Dutch Reformed Church, Kerkplein
Shortly after Suriname was conquered on the English in 1667 the Dutch government founded the Dutch Reformed church. This church acquired a central place in the city plan. Nowadays it is harder to see that town-planning aspect of the site. In the old days the church was surrounded by low buildings, nowadays it look rather small because of the large buildings that were build in the square in the 20th century.
The first building to be erected in this square, which then was called Oranjetuin (Orange garden), had the function of church for the Dutch Reformed and the Lutherans
but also that of Town Hall and Court of Police. It was not long before it was judged to small and from 1743 onwards the government services left the building. Even then, the Lutherans founded their own church around 1745.
The old domed church dating from 1810
In 1810 construction of a domed church, based on an octagonal was started, but it was lost in the big fire of 1821. It was only in 1833 that the decision was taken to build today’s church, which is clearly inspired by the octagonal domed church. Prince Willem Frederik Hendrik was present on the 5th of July 1835 at the inauguration of the church, which was finished in 1837.
A history of the Dutch Reformed Church in Suriname (in Dutch).
The church is built on a brick substructure which protrudes more that 1,5 meter outward, creating a skirt which is covered with slabs. The long façades have a mid section which protrudes a little bit and is crowned with a pediment, making one expect the entrance there rather than at the short ends. On top of the slate roof there are two small ventilation towers.

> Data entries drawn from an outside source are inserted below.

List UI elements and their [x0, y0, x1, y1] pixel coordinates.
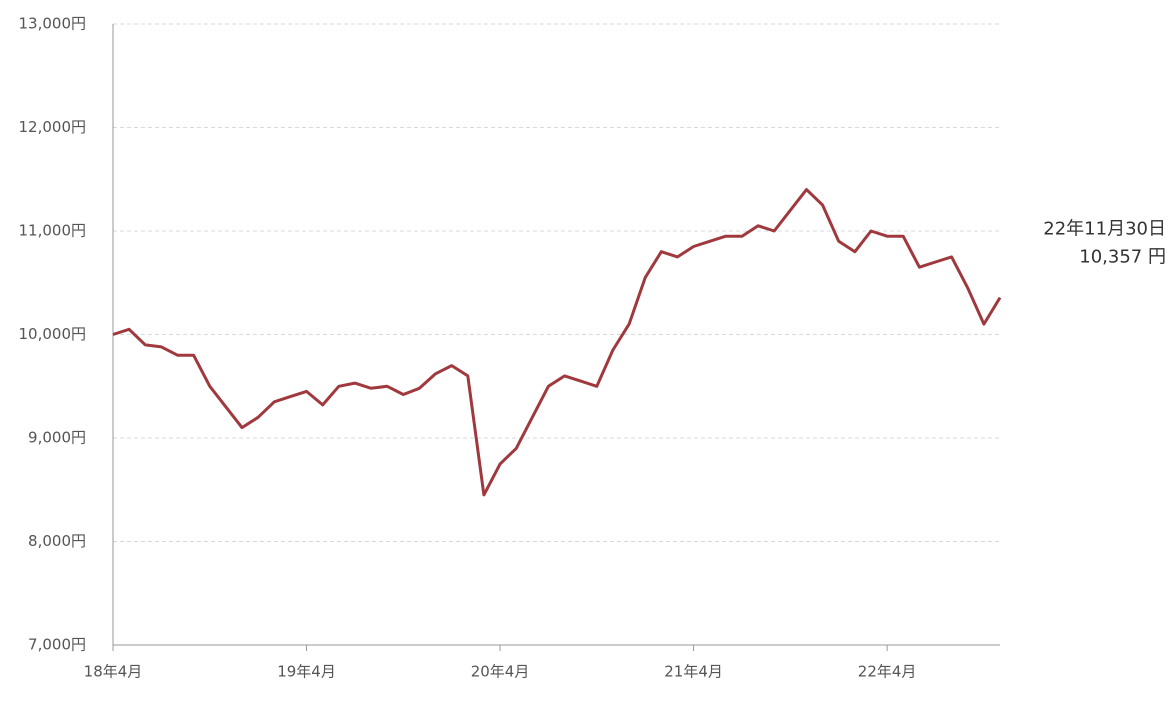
y-tick-label: 11,000円: [19, 222, 87, 240]
line: [112, 188, 1002, 497]
y-tick-label: 10,000円: [19, 325, 87, 343]
annotation-value: 10,357 円: [1079, 247, 1166, 268]
annotation-date: 22年11月30日: [1043, 219, 1166, 240]
x-tick-label: 19年4月: [277, 663, 336, 681]
y-tick-label: 13,000円: [19, 15, 87, 33]
x-tick-label: 22年4月: [858, 663, 917, 681]
x-tick-label: 21年4月: [664, 663, 723, 681]
y-tick-label: 7,000円: [28, 636, 86, 654]
y-tick-label: 8,000円: [28, 532, 86, 550]
x-tick-label: 20年4月: [471, 663, 530, 681]
y-tick-label: 9,000円: [28, 429, 86, 447]
x-tick-label: 18年4月: [84, 663, 143, 681]
y-tick-label: 12,000円: [19, 118, 87, 136]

Characteristic of the church are the large tilting windows which are opened during services.
The interior features two rows of four Ionic pillars and a wooden barrel vault above the central aisle. Two magnificent artefacts made in mahogany embellish the interior: an organ from 1844 and a pulpit that is slightly older.
The church has a number of graves that lay mainly at the west end around the pulpit. When the square was still called Oranjetuin (Orange garden) it was a cemetery for the well-to-do.